= Robert Edmund Edwards =

British–Australian mathematician

Robert Edmund Edwards (1926–2000), usually cited simply as R. E. Edwards, was a British-born Australian mathematician who specialized in functional analysis.
He is the author of several volumes in Springer's Graduate Texts in Mathematics.
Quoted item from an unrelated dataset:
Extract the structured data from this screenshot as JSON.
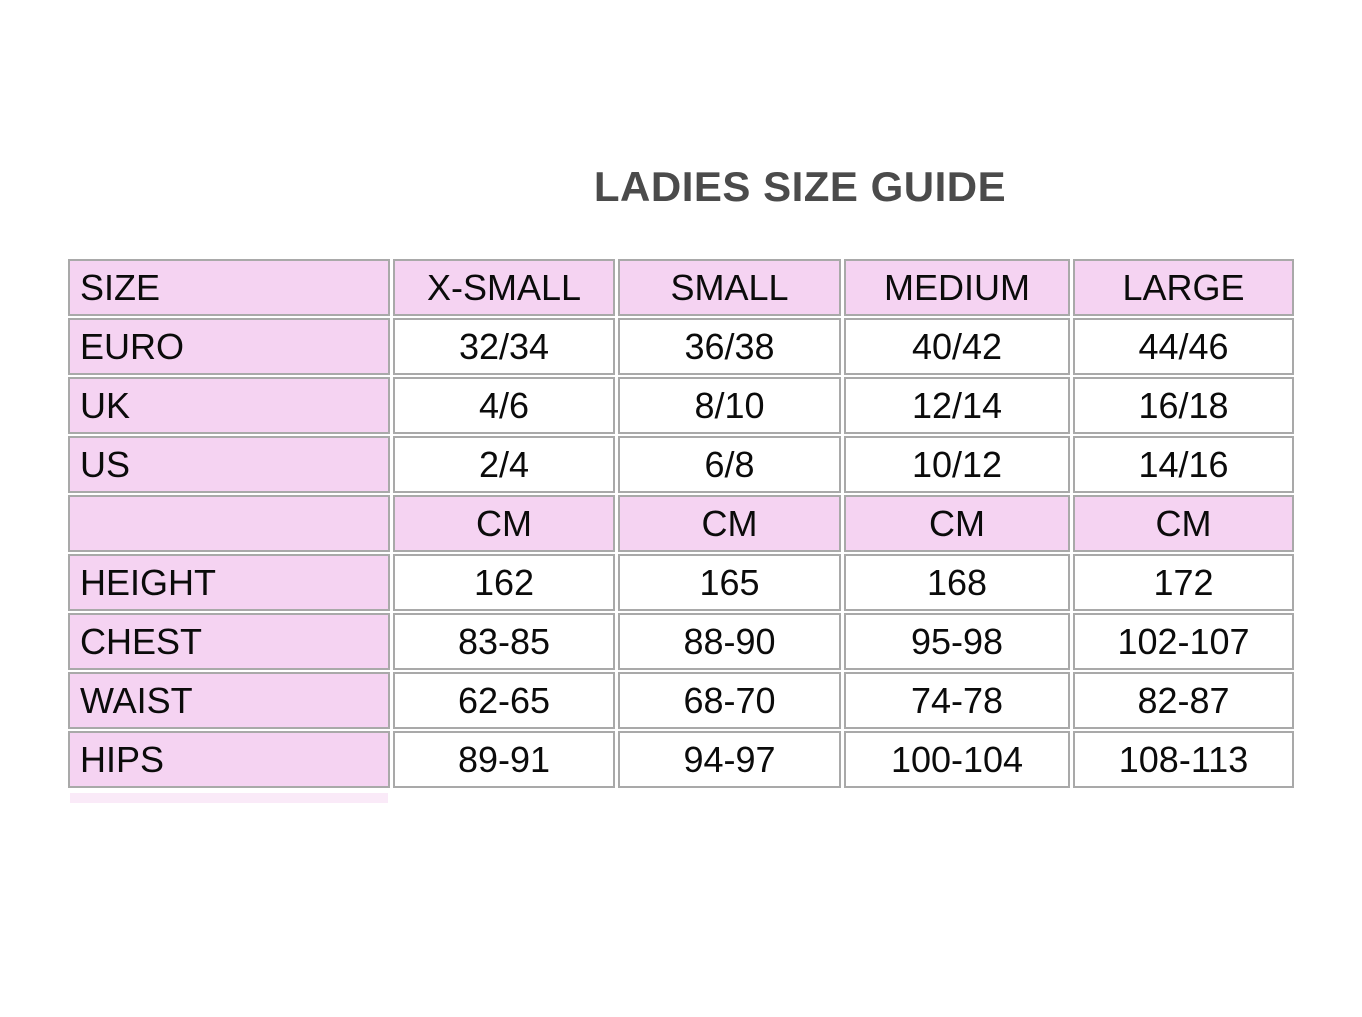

He received his PhD at Birkbeck College, University of London in 1951 under Lionel Cooper. His dissertation topic was Theory of Normed Rings, and Translations in Function Spaces. He continued to teach there as a lecturer until 1959, and then spent a few years at Manchester, before migrating to Australia in 1961, where he worked at the Institute of Advanced Studies at ANU as a professorial fellow (1961-1970) and professor of mathematics (1970-1978).

==Selected publications==
- Functional Analysis: Theory and Applications. Holt, Rinehart, and Winston, 1965; revised edition Dover Publications, 1995; ISBN 0-486-68143-2.
- with Garth Ian Gaudry: Littlewood-Paley and multiplier theory. Springer-Verlag, Ergebnisse der Mathematik und ihrer Grenzgebiete, vol. 90, 1977. 2012 pbk reprint
- A Formal Background to Mathematics: Volume 1, Logic, Sets and Numbers. Springer-Verlag, 1979; ISBN 978-0-387-90431-3.
- A Formal Background to Mathematics: Volume 2, A Critical Approach to Elementary Analysis. Springer-Verlag, 1980; ISBN 978-0-387-90513-6.
- Graduate Texts in Mathematics: Fourier Series, A Modern Introduction. Volumes 1 and 2. Holt, Rinehart, and Winston, 1967; 2nd edition, Springer-Verlag, 1982; ISBN 978-1-4613-8158-7.
- Integration and Harmonic Analysis on Compact Groups. Cambridge University Press, 1972; ISBN 978-0-521-09717-8.